In summary, Caranua informed this Office that, in line with procedures contained in its Staff Handbook, it keeps minimal hard copy records. It uses an electronic CRM system, Salesforce, to manage all records related to an individual’s application to Caranua and its staff record any interactions between a staff member and an applicant on its CRM system. It stated that any written correspondence sent or received would be uploaded in PDF format to an applicant’s electronic file, and that all emails, records of phone calls, meetings, correspondence and any activity relating to an individual application are contained on its CRM system.

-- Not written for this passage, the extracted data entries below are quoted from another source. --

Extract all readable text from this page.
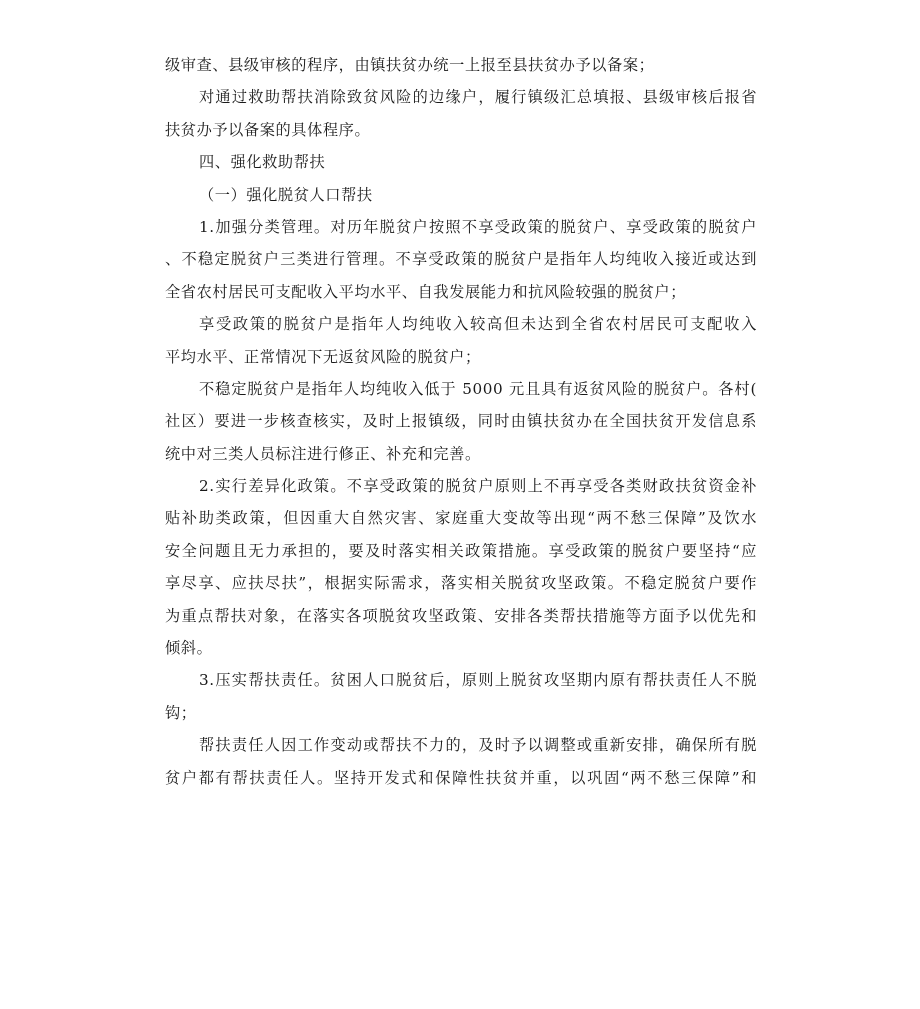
级审查、县级审核的程序，由镇扶贫办统一上报至县扶贫办予以备案；
对通过救助帮扶消除致贫风险的边缘户，履行镇级汇总填报、县级审核后报省
扶贫办予以备案的具体程序。
四、强化救助帮扶
（一）强化脱贫人口帮扶
1.加强分类管理。对历年脱贫户按照不享受政策的脱贫户、享受政策的脱贫户
、不稳定脱贫户三类进行管理。不享受政策的脱贫户是指年人均纯收入接近或达到
全省农村居民可支配收入平均水平、自我发展能力和抗风险较强的脱贫户；
享受政策的脱贫户是指年人均纯收入较高但未达到全省农村居民可支配收入
平均水平、正常情况下无返贫风险的脱贫户；
不稳定脱贫户是指年人均纯收入低于 5000 元且具有返贫风险的脱贫户。各村(
社区）要进一步核查核实，及时上报镇级，同时由镇扶贫办在全国扶贫开发信息系
统中对三类人员标注进行修正、补充和完善。
2.实行差异化政策。不享受政策的脱贫户原则上不再享受各类财政扶贫资金补
贴补助类政策，但因重大自然灾害、家庭重大变故等出现“两不愁三保障”及饮水
安全问题且无力承担的，要及时落实相关政策措施。享受政策的脱贫户要坚持“应
享尽享、应扶尽扶”，根据实际需求，落实相关脱贫攻坚政策。不稳定脱贫户要作
为重点帮扶对象，在落实各项脱贫攻坚政策、安排各类帮扶措施等方面予以优先和
倾斜。
3.压实帮扶责任。贫困人口脱贫后，原则上脱贫攻坚期内原有帮扶责任人不脱
钩；
帮扶责任人因工作变动或帮扶不力的，及时予以调整或重新安排，确保所有脱
贫户都有帮扶责任人。坚持开发式和保障性扶贫并重，以巩固“两不愁三保障”和
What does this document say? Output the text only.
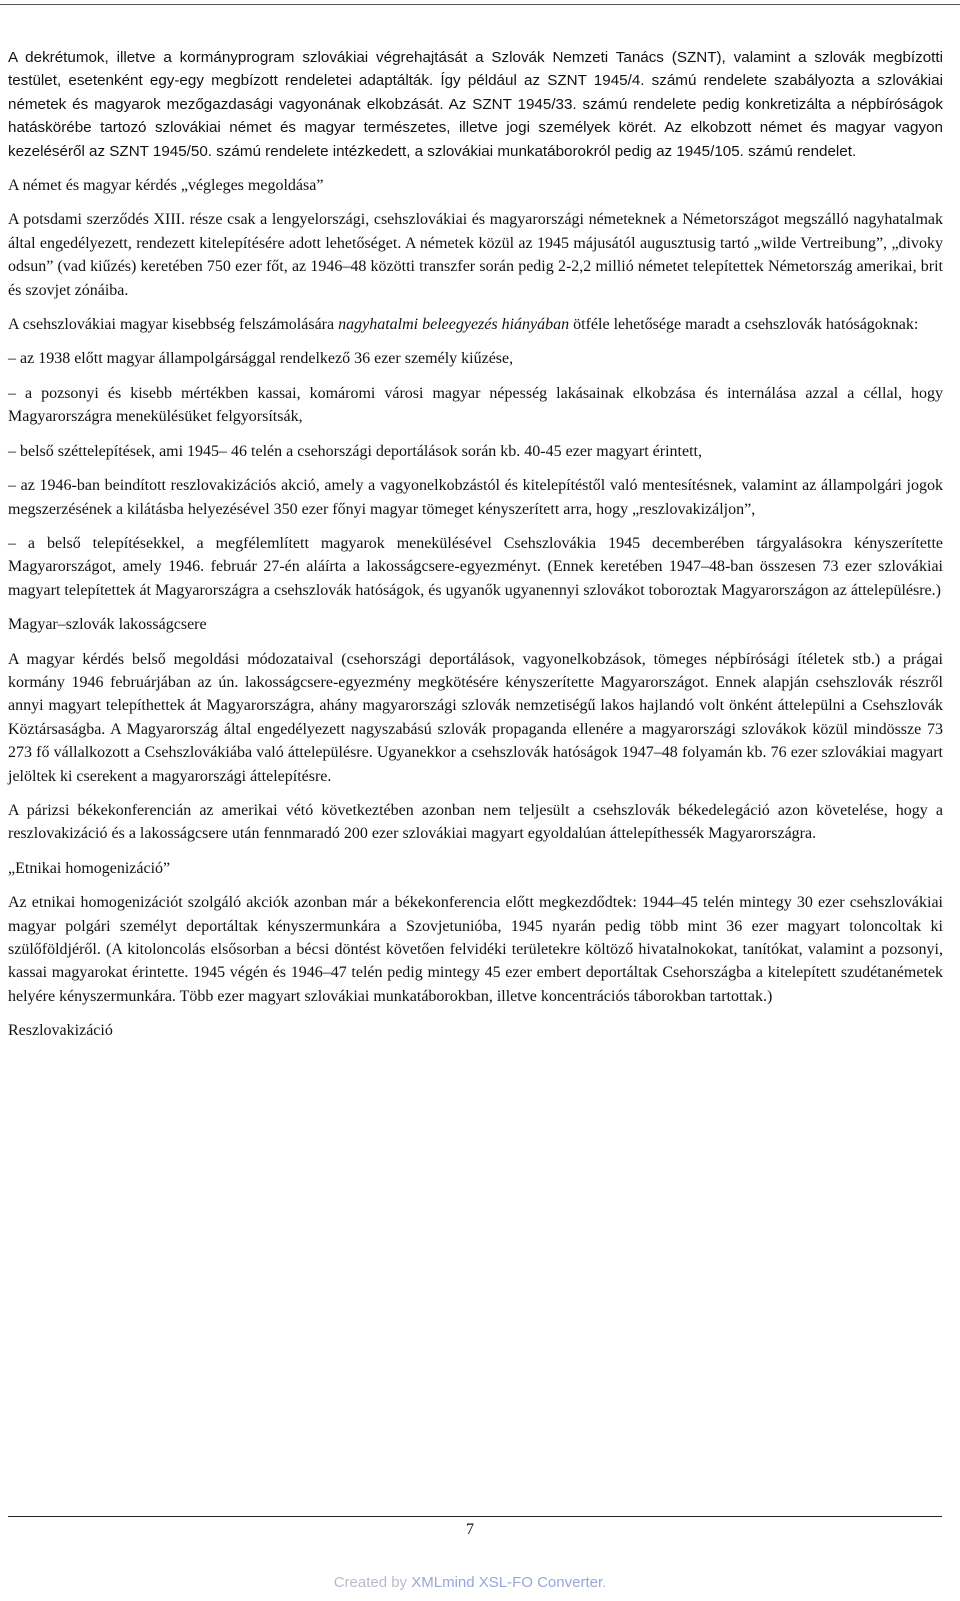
A dekrétumok, illetve a kormányprogram szlovákiai végrehajtását a Szlovák Nemzeti Tanács (SZNT), valamint a szlovák megbízotti testület, esetenként egy-egy megbízott rendeletei adaptálták. Így például az SZNT 1945/4. számú rendelete szabályozta a szlovákiai németek és magyarok mezőgazdasági vagyonának elkobzását. Az SZNT 1945/33. számú rendelete pedig konkretizálta a népbíróságok hatáskörébe tartozó szlovákiai német és magyar természetes, illetve jogi személyek körét. Az elkobzott német és magyar vagyon kezeléséről az SZNT 1945/50. számú rendelete intézkedett, a szlovákiai munkatáborokról pedig az 1945/105. számú rendelet.

A német és magyar kérdés „végleges megoldása”

A potsdami szerződés XIII. része csak a lengyelországi, csehszlovákiai és magyarországi németeknek a Németországot megszálló nagyhatalmak által engedélyezett, rendezett kitelepítésére adott lehetőséget. A németek közül az 1945 májusától augusztusig tartó „wilde Vertreibung”, „divoky odsun” (vad kiűzés) keretében 750 ezer főt, az 1946–48 közötti transzfer során pedig 2-2,2 millió németet telepítettek Németország amerikai, brit és szovjet zónáiba.

A csehszlovákiai magyar kisebbség felszámolására nagyhatalmi beleegyezés hiányában ötféle lehetősége maradt a csehszlovák hatóságoknak:

– az 1938 előtt magyar állampolgársággal rendelkező 36 ezer személy kiűzése,

– a pozsonyi és kisebb mértékben kassai, komáromi városi magyar népesség lakásainak elkobzása és internálása azzal a céllal, hogy Magyarországra menekülésüket felgyorsítsák,

– belső széttelepítések, ami 1945– 46 telén a csehországi deportálások során kb. 40-45 ezer magyart érintett,

– az 1946-ban beindított reszlovakizációs akció, amely a vagyonelkobzástól és kitelepítéstől való mentesítésnek, valamint az állampolgári jogok megszerzésének a kilátásba helyezésével 350 ezer főnyi magyar tömeget kényszerített arra, hogy „reszlovakizáljon”,

– a belső telepítésekkel, a megfélemlített magyarok menekülésével Csehszlovákia 1945 decemberében tárgyalásokra kényszerítette Magyarországot, amely 1946. február 27-én aláírta a lakosságcsere-egyezményt. (Ennek keretében 1947–48-ban összesen 73 ezer szlovákiai magyart telepítettek át Magyarországra a csehszlovák hatóságok, és ugyanők ugyanennyi szlovákot toboroztak Magyarországon az áttelepülésre.)

Magyar–szlovák lakosságcsere

A magyar kérdés belső megoldási módozataival (csehországi deportálások, vagyonelkobzások, tömeges népbírósági ítéletek stb.) a prágai kormány 1946 februárjában az ún. lakosságcsere-egyezmény megkötésére kényszerítette Magyarországot. Ennek alapján csehszlovák részről annyi magyart telepíthettek át Magyarországra, ahány magyarországi szlovák nemzetiségű lakos hajlandó volt önként áttelepülni a Csehszlovák Köztársaságba. A Magyarország által engedélyezett nagyszabású szlovák propaganda ellenére a magyarországi szlovákok közül mindössze 73 273 fő vállalkozott a Csehszlovákiába való áttelepülésre. Ugyanekkor a csehszlovák hatóságok 1947–48 folyamán kb. 76 ezer szlovákiai magyart jelöltek ki cserekent a magyarországi áttelepítésre.

A párizsi békekonferencián az amerikai vétó következtében azonban nem teljesült a csehszlovák békedelegáció azon követelése, hogy a reszlovakizáció és a lakosságcsere után fennmaradó 200 ezer szlovákiai magyart egyoldalúan áttelepíthessék Magyarországra.

„Etnikai homogenizáció”

Az etnikai homogenizációt szolgáló akciók azonban már a békekonferencia előtt megkezdődtek: 1944–45 telén mintegy 30 ezer csehszlovákiai magyar polgári személyt deportáltak kényszermunkára a Szovjetunióba, 1945 nyarán pedig több mint 36 ezer magyart toloncoltak ki szülőföldjéről. (A kitoloncolás elsősorban a bécsi döntést követően felvidéki területekre költöző hivatalnokokat, tanítókat, valamint a pozsonyi, kassai magyarokat érintette. 1945 végén és 1946–47 telén pedig mintegy 45 ezer embert deportáltak Csehországba a kitelepített szudétanémetek helyére kényszermunkára. Több ezer magyart szlovákiai munkatáborokban, illetve koncentrációs táborokban tartottak.)

Reszlovakizáció

7
Created by XMLmind XSL-FO Converter.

Caranua further stated that on foot of the applicant’s contentions that further records should exist, it asked its IT Department to conduct a search in Caranua's email archive, using the applicant's email address, her full name, and her first and second name separately. It stated that there were three application advisors identified by Caranua that had been in contact with the applicant, and that the searches were focused on their particular email accounts in the archive but no further records were found. It stated that a supplementary search was carried out for hard copy records and that a small file containing 40 records was found, 39 of which had previously been released. However, the file contained one record that had not been uploaded to the CRM system and this was subsequently released. It stated that the record in question may not have been logged on the CRM system as there was no identifying information on it.

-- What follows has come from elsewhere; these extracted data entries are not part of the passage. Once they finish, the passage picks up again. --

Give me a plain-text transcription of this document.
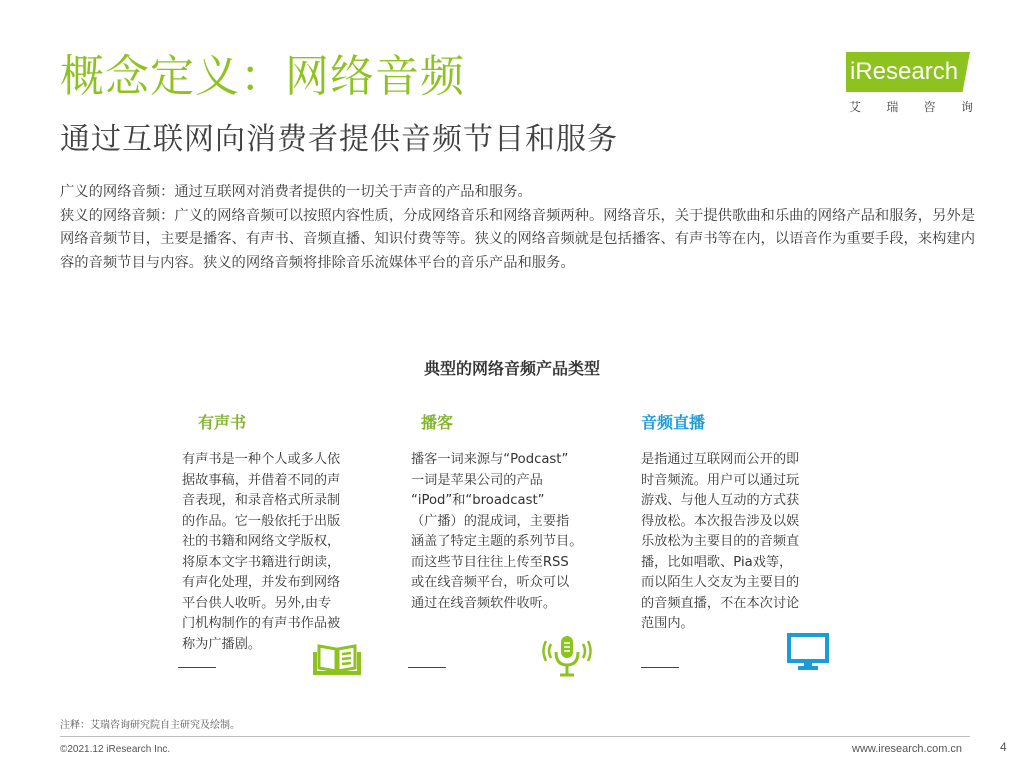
概念定义：网络音频
通过互联网向消费者提供音频节目和服务
iResearch
艾 瑞 咨 询

广义的网络音频：通过互联网对消费者提供的一切关于声音的产品和服务。

狭义的网络音频：广义的网络音频可以按照内容性质，分成网络音乐和网络音频两种。网络音乐，关于提供歌曲和乐曲的网络产品和服务，另外是网络音频节目，主要是播客、有声书、音频直播、知识付费等等。狭义的网络音频就是包括播客、有声书等在内，以语音作为重要手段，来构建内容的音频节目与内容。狭义的网络音频将排除音乐流媒体平台的音乐产品和服务。

典型的网络音频产品类型
有声书
有声书是一种个人或多人依
据故事稿，并借着不同的声
音表现，和录音格式所录制
的作品。它一般依托于出版
社的书籍和网络文学版权，
将原本文字书籍进行朗读，
有声化处理，并发布到网络
平台供人收听。另外,由专
门机构制作的有声书作品被
称为广播剧。
播客
播客一词来源与“Podcast”
一词是苹果公司的产品
“iPod”和“broadcast”
（广播）的混成词，主要指
涵盖了特定主题的系列节目。
而这些节目往往上传至RSS
或在线音频平台，听众可以
通过在线音频软件收听。
音频直播
是指通过互联网而公开的即
时音频流。用户可以通过玩
游戏、与他人互动的方式获
得放松。本次报告涉及以娱
乐放松为主要目的的音频直
播，比如唱歌、Pia戏等，
而以陌生人交友为主要目的
的音频直播，不在本次讨论
范围内。
注释：艾瑞咨询研究院自主研究及绘制。
©2021.12 iResearch Inc.	www.iresearch.com.cn	4
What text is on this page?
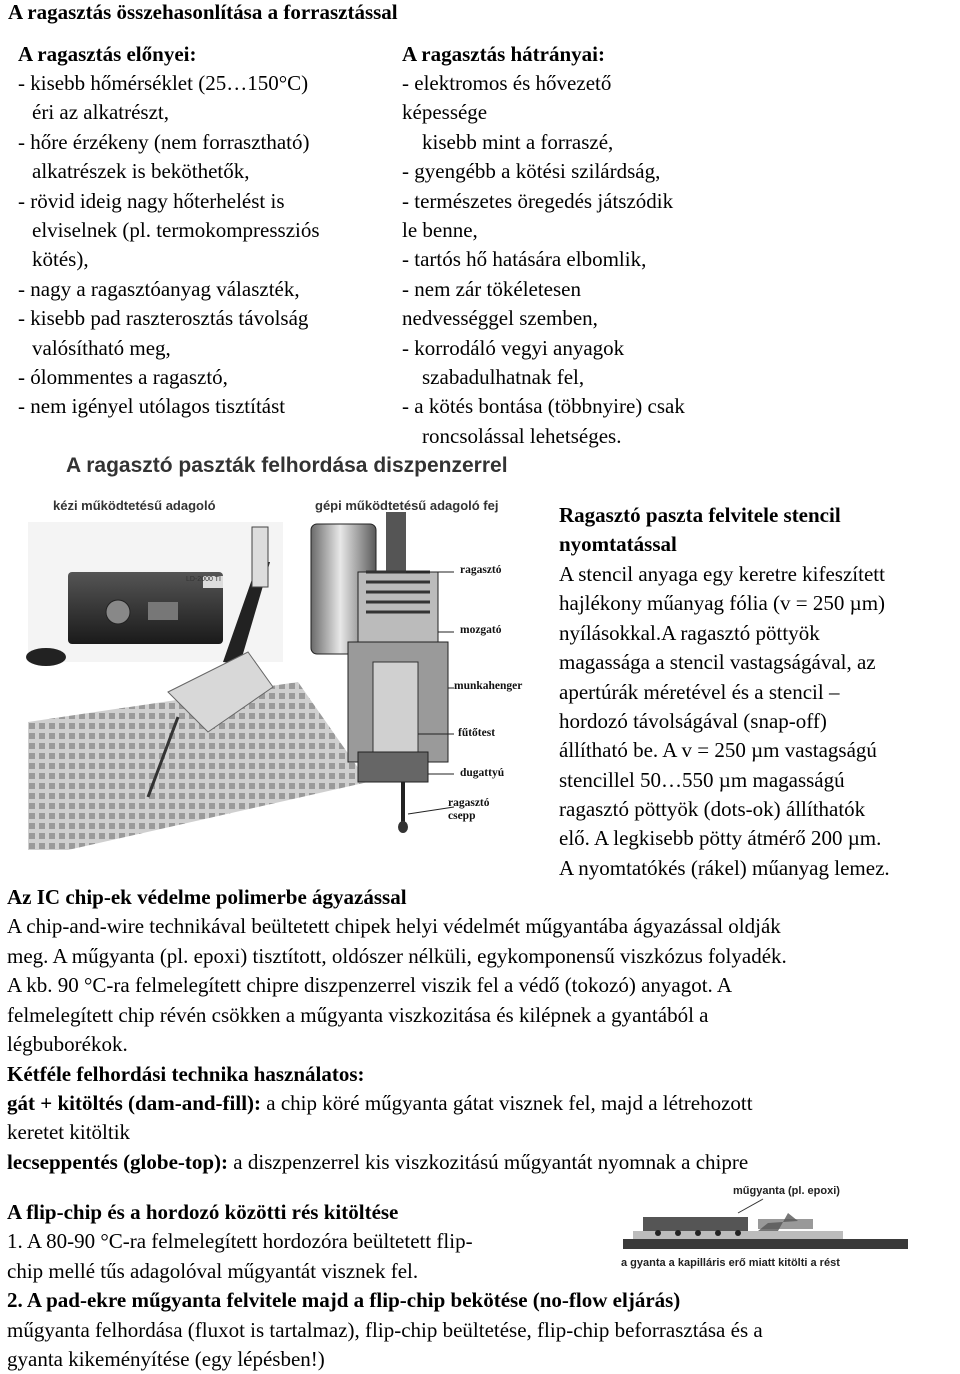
A ragasztás összehasonlítása a forrasztással
A ragasztás előnyei:
- kisebb hőmérséklet (25…150°C)
éri az alkatrészt,
- hőre érzékeny (nem forrasztható)
alkatrészek is beköthetők,
- rövid ideig nagy hőterhelést is
elviselnek (pl. termokompressziós
kötés),
- nagy a ragasztóanyag választék,
- kisebb pad raszterosztás távolság
valósítható meg,
- ólommentes a ragasztó,
- nem igényel utólagos tisztítást
A ragasztás hátrányai:
- elektromos és hővezető
képessége
kisebb mint a forraszé,
- gyengébb a kötési szilárdság,
- természetes öregedés játszódik
le benne,
- tartós hő hatására elbomlik,
- nem zár tökéletesen
nedvességgel szemben,
- korrodáló vegyi anyagok
szabadulhatnak fel,
- a kötés bontása (többnyire) csak
roncsolással lehetséges.
A ragasztó paszták felhordása diszpenzerrel
kézi működtetésű adagoló	gépi működtetésű adagoló fej
LD-2000 TI
ragasztó
mozgató
munkahenger
fűtőtest
dugattyú
ragasztó
csepp
Ragasztó paszta felvitele stencil
nyomtatással
A stencil anyaga egy keretre kifeszített
hajlékony műanyag fólia (v = 250 µm)
nyílásokkal.A ragasztó pöttyök
magassága a stencil vastagságával, az
apertúrák méretével és a stencil –
hordozó távolságával (snap-off)
állítható be. A v = 250 µm vastagságú
stencillel 50…550 µm magasságú
ragasztó pöttyök (dots-ok) állíthatók
elő. A legkisebb pötty átmérő 200 µm.
A nyomtatókés (rákel) műanyag lemez.
Az IC chip-ek védelme polimerbe ágyazással
A chip-and-wire technikával beültetett chipek helyi védelmét műgyantába ágyazással oldják
meg. A műgyanta (pl. epoxi) tisztított, oldószer nélküli, egykomponensű viszkózus folyadék.
A kb. 90 °C-ra felmelegített chipre diszpenzerrel viszik fel a védő (tokozó) anyagot. A
felmelegített chip révén csökken a műgyanta viszkozitása és kilépnek a gyantából a
légbuborékok.
Kétféle felhordási technika használatos:
gát + kitöltés (dam-and-fill): a chip köré műgyanta gátat visznek fel, majd a létrehozott
keretet kitöltik
lecseppentés (globe-top): a diszpenzerrel kis viszkozitású műgyantát nyomnak a chipre
A flip-chip és a hordozó közötti rés kitöltése
1. A 80-90 °C-ra felmelegített hordozóra beültetett flip-
chip mellé tűs adagolóval műgyantát visznek fel.
2. A pad-ekre műgyanta felvitele majd a flip-chip bekötése (no-flow eljárás)
műgyanta felhordása (fluxot is tartalmaz), flip-chip beültetése, flip-chip beforrasztása és a
gyanta kikeményítése (egy lépésben!)
műgyanta (pl. epoxi)
a gyanta a kapilláris erő miatt kitölti a rést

In essence, it is now Caranua's position that no further relevant records can be found after all reasonable steps have been taken to ascertain their whereabouts. Section 15(1)(a) does not require absolute certainty as to the existence or location of records as, unfortunately, situations occasionally arise where records are lost, destroyed, or simply cannot be found. What the section requires is that the public body concerned takes all reasonable steps to locate relevant records. Public bodies are not required to search indefinitely for records in response to an FOI request. Furthermore, while the applicant is of the view that further records should exist, she has presented no evidence to support that view.
In the circumstances, having regard to the details of the searches conducted by Caranua as outlined above, I am satisfied that it has taken all reasonable steps to locate all relevant records sought by the applicant. I find, therefore, that Caranua was justified in its decision to refuse the applicant's request for access to further relevant records on the ground that they do not exist or cannot be found after all reasonable steps have been taken to ascertain their whereabouts.
Having carried out a review under section 22(2) of the Freedom of Information Act 2014, I hereby affirm the decision of Caranua in this case.
Section 24 of the FOI Act sets out detailed provisions for an appeal to the High Court by a party to a review, or any other person affected by the decision. In summary, such an appeal, normally on a point of law, must be initiated not later than four weeks after notice of the decision was given to the person bringing the appeal.